The success Spain's tourism industry saw last year contributed to increased investor interest. A total of 82 million overseas travelers visited Spain—a rise of almost 10 percent from 2016. Investments in property conversions into hotels and land sales increased 139.8 percent year-over-year to €478 million in response.
Resorts vs. Urban Hotels
Most of the investment was in the resort sector, which experienced a 69-percent increase, outperforming the urban sector, which rose 31 percent. Hotel resort portfolio sales made up 86 percent of the total guestrooms changing hands in 2017. Meanwhile, 12 portfolios with 13,008 guestrooms were sold last year, including Blackstone's acquisition of HI Partners, Hispania's purchase of Barcelo's stake in Socimi Bay and London & Regional's four-hotel Sol portfolio buy from Starwood Capital.

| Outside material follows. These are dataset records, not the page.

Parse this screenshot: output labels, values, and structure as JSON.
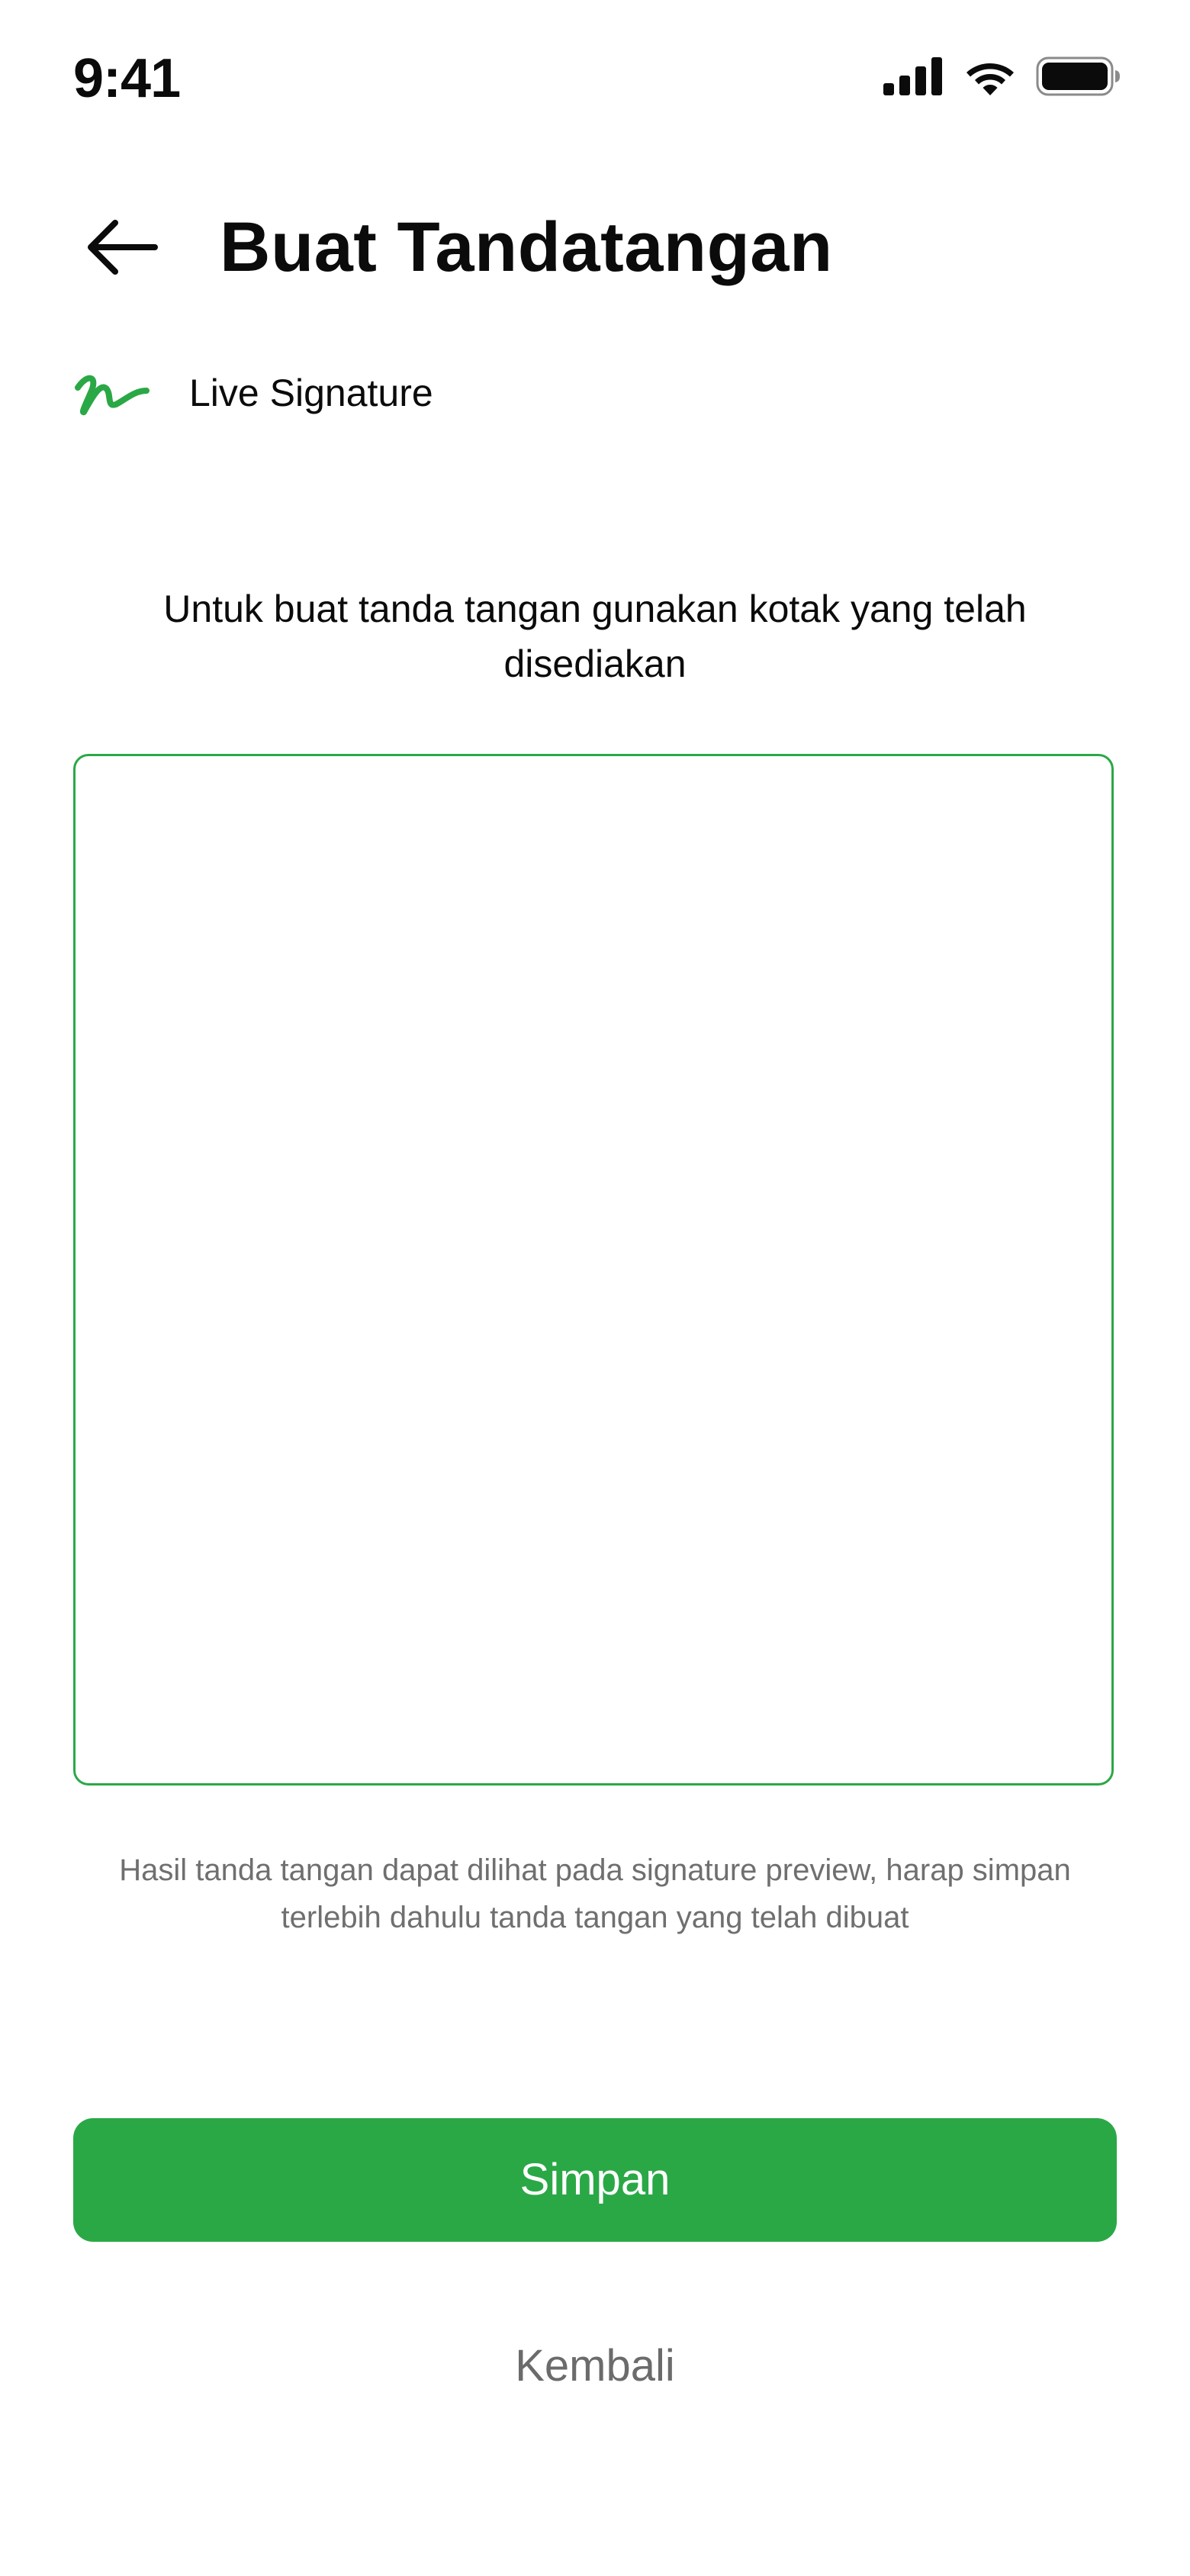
{
  "status_bar": {
    "time": "9:41",
    "icons": [
      "signal-icon",
      "wifi-icon",
      "battery-icon"
    ]
  },
  "header": {
    "back_icon": "arrow-left-icon",
    "title": "Buat Tandatangan"
  },
  "mode": {
    "icon": "signature-scribble-icon",
    "label": "Live Signature"
  },
  "instruction": "Untuk buat tanda tangan gunakan kotak yang telah disediakan",
  "hint": "Hasil tanda tangan dapat dilihat pada signature preview, harap simpan terlebih dahulu tanda tangan yang telah dibuat",
  "actions": {
    "save_label": "Simpan",
    "back_label": "Kembali"
  },
  "colors": {
    "accent": "#2aa846",
    "text_primary": "#0b0b0b",
    "text_muted": "#6f6f6f",
    "background": "#ffffff"
  }
}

Investment was more widely distributed last year, as investors regained interest in destinations facing economic crises. For example, investment in Malaga accounted for 15 percent of the country's total at 18 hotel sales totaling €516 million. However, the Canary Islands remained the top investor destination with 27 percent of Spain's total investment volumes at €939 million in investments. Madrid claimed the lead again for urban investment with €637 million in purchases of existing hotels and conversions. Barcelona followed Madrid with investments totaling €422 million.
The hotels division at financial real estate consultancy Irea expects that hotel investments will remain high this year, although the uncertainty brought on from the unrest in Catalonia may prevent Spain's investment from reaching the totals gained in 2017. "As in 2017, this year has started with a considerable number of deals in the latter stages of negotiation, which, if completed, could produce €600 million of investment in the first quarter of 2018," Miguel Vazquez, partner of the hotel unit at Irea, told Property Magazine International.
Rising international investor interest and capital on hand is expected to push hotel owners to dispose of their properties. This is especially true for family-owned hotel companies, whose heirs don't plan to continue the business.